Objectives: The UK's National Institute of Health and Clinical Excellence (NICE) has an explicit cost-effectiveness threshold for deciding whether or not services are to be provided in the National Health Service (NHS), but there is currently little evidence to support the level at which it is set. This study examines whether it is possible to obtain such evidence by examining decision making elsewhere in the NHS. Its objectives are to set out a conceptual model linking NICE decision making based on explicit thresholds with the thresholds implicit in local decision making and to gauge the feasibility of (a) identifying those implicit local cost effectiveness thresholds and (b) using these to gauge the appropriateness of NICE's explicit threshold.

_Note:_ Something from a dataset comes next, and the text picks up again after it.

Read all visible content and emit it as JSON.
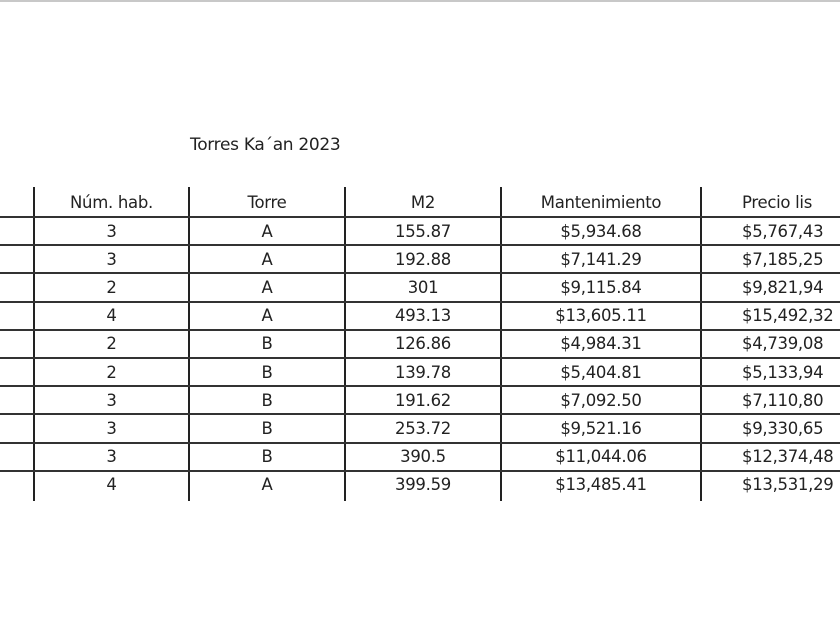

Methods: Structured interviews with senior staff, together with financial and public health information, from six NHS purchasers and 18 providers. A list of health care services introduced or discontinued in 2006/7 was constructed. Those that were in principle amenable to estimation of a cost-effectiveness ratio were examined.
Results: It was feasible to identify decisions and to estimate the cost-effectiveness of some. These were not necessarily 'marginal' services. Issues include: services that are dominated (or dominate); decisions about how, rather than what, services should be delivered; the lack of local cost effectiveness evidence; and considerations other than cost-effectiveness.
Conclusions: A definitive finding about the consistency or otherwise of NICE and NHS cost effectiveness thresholds would require very many decisions to be observed, combined with a detailed understanding of the local decision making processes.